Bug 29381 - [QT3] resolve-uri-28 expects error FORG0002, but seems valid according to RFC-3986
Summary: [QT3] resolve-uri-28 expects error FORG0002, but seems valid according to RFC...
Status: CLOSED FIXED
Alias: None
Product: XPath / XQuery / XSLT
Classification: Unclassified
Component: XQuery 3 & XPath 3 Test Suite (show other bugs)
Version: Candidate Recommendation
Hardware: PC Windows NT
: P2 normal
Target Milestone: ---
Assignee: O'Neil Delpratt
QA Contact: Mailing list for public feedback on specs from XSL and XML Query WGs
URL:
Whiteboard:
Keywords:
Depends on:
Blocks:
 
Reported: 2016-01-19 15:39 UTC by Abel Braaksma
Modified: 2016-06-21 22:46 UTC (History)
2 users (show)

See Also:


Attachments

Description Abel Braaksma 2016-01-19 15:39:34 UTC
Section 5.1 of the RFC says:

   A base URI
   must conform to the <absolute-URI> syntax rule (Section 4.3).  If the
   base URI is obtained from a URI reference, then that reference must
   be converted to absolute form and stripped of any fragment component
   prior to its use as a base URI.

Section 4.3 has the production:

   absolute-URI  = scheme ":" hier-part [ "?" query ]

Section 3 has the productions:

   URI         = scheme ":" hier-part [ "?" query ] [ "#" fragment ]

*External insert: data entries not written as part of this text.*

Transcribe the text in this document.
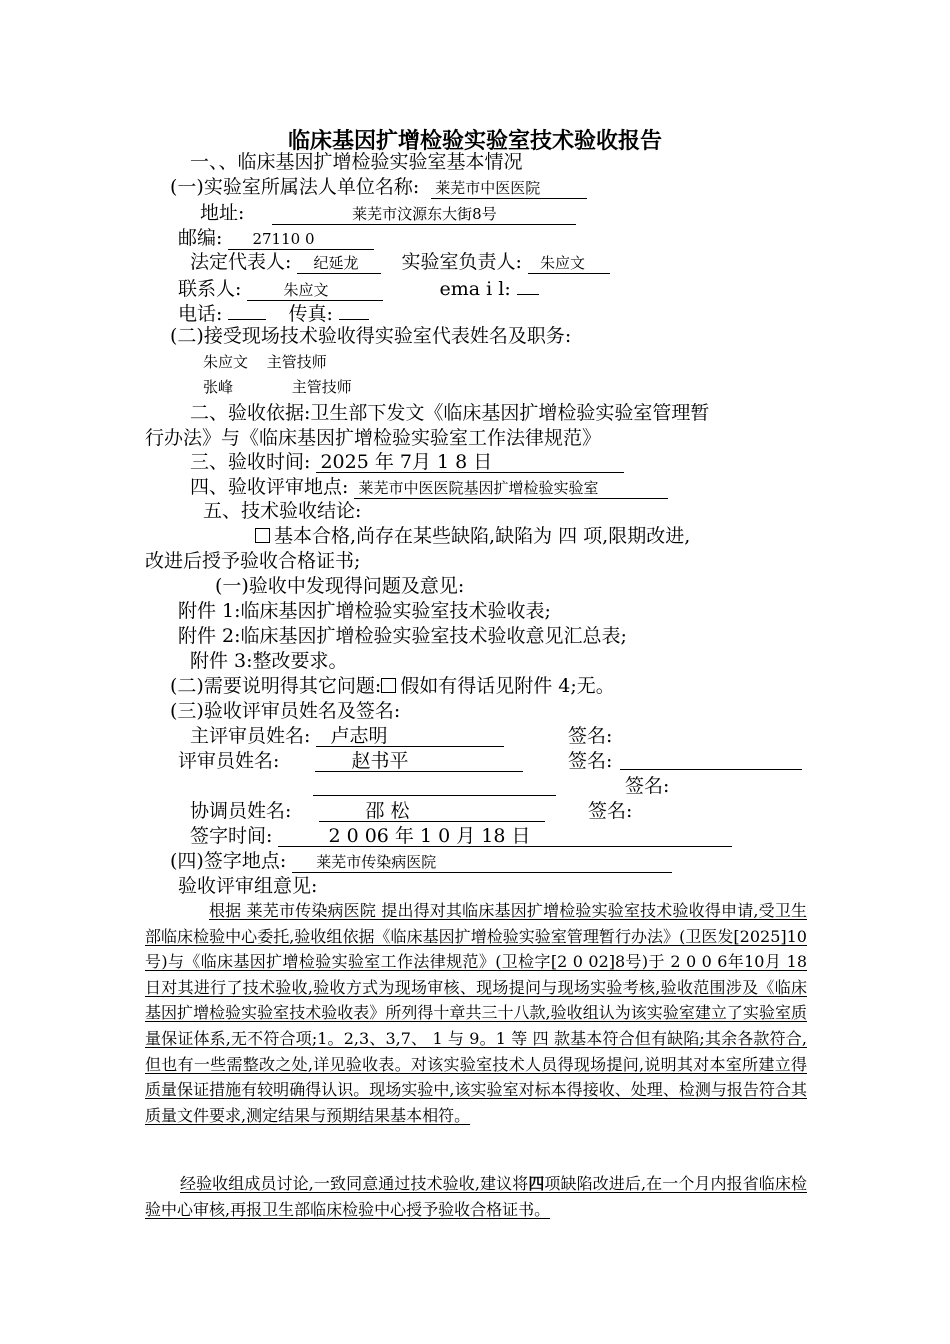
临床基因扩增检验实验室技术验收报告
一、、临床基因扩增检验实验室基本情况
(一)实验室所属法人单位名称: 莱芜市中医医院
地址:	莱芜市汶源东大街8号
邮编: 27110 0
法定代表人: 纪延龙 实验室负责人: 朱应文
联系人:	朱应文	ema i l:
电话:	传真:
(二)接受现场技术验收得实验室代表姓名及职务:
朱应文 主管技师
张峰	主管技师
二、验收依据:卫生部下发文《临床基因扩增检验实验室管理暂
行办法》与《临床基因扩增检验实验室工作法律规范》
三、验收时间: 2025 年 7月 1 8 日
四、验收评审地点: 莱芜市中医医院基因扩增检验实验室
五、技术验收结论:
基本合格,尚存在某些缺陷,缺陷为 四 项,限期改进,
改进后授予验收合格证书;
(一)验收中发现得问题及意见:
附件 1:临床基因扩增检验实验室技术验收表;
附件 2:临床基因扩增检验实验室技术验收意见汇总表;
附件 3:整改要求。
(二)需要说明得其它问题: 假如有得话见附件 4;无。
(三)验收评审员姓名及签名:
主评审员姓名: 卢志明	签名:
评审员姓名:	赵书平	签名:
签名:
协调员姓名:	邵 松	签名:
签字时间:	2 0 06 年 1 0 月 18 日
(四)签字地点: 莱芜市传染病医院
验收评审组意见:
根据 莱芜市传染病医院 提出得对其临床基因扩增检验实验室技术验收得申请,受卫生部临床检验中心委托,验收组依据《临床基因扩增检验实验室管理暂行办法》(卫医发[2025]10号)与《临床基因扩增检验实验室工作法律规范》(卫检字[2 0 02]8号)于 2 0 0 6年10月 18日对其进行了技术验收,验收方式为现场审核、现场提问与现场实验考核,验收范围涉及《临床基因扩增检验实验室技术验收表》所列得十章共三十八款,验收组认为该实验室建立了实验室质量保证体系,无不符合项;1。2,3、3,7、 1 与 9。1 等 四 款基本符合但有缺陷;其余各款符合,但也有一些需整改之处,详见验收表。对该实验室技术人员得现场提问,说明其对本室所建立得质量保证措施有较明确得认识。现场实验中,该实验室对标本得接收、处理、检测与报告符合其质量文件要求,测定结果与预期结果基本相符。
经验收组成员讨论,一致同意通过技术验收,建议将四项缺陷改进后,在一个月内报省临床检验中心审核,再报卫生部临床检验中心授予验收合格证书。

   hier-part   = "//" authority path-abempty
               / path-absolute
               / path-rootless
               / path-empty

It furthermore has the following example:

         foo://example.com:8042/over/there?name=ferret#nose
         \_/   \______________/\_________/ \_________/ \__/
          |           |            |            |        |
       scheme     authority       path        query   fragment
          |   _____________________|__
         / \ /                        \
         urn:example:animal:ferret:nose


Which imo clearly shows that a "non-hierarchic" URI has a hierarchic part. The test tests the following expression:

    resolve-uri("b.html", "urn:isbn:01234567890X")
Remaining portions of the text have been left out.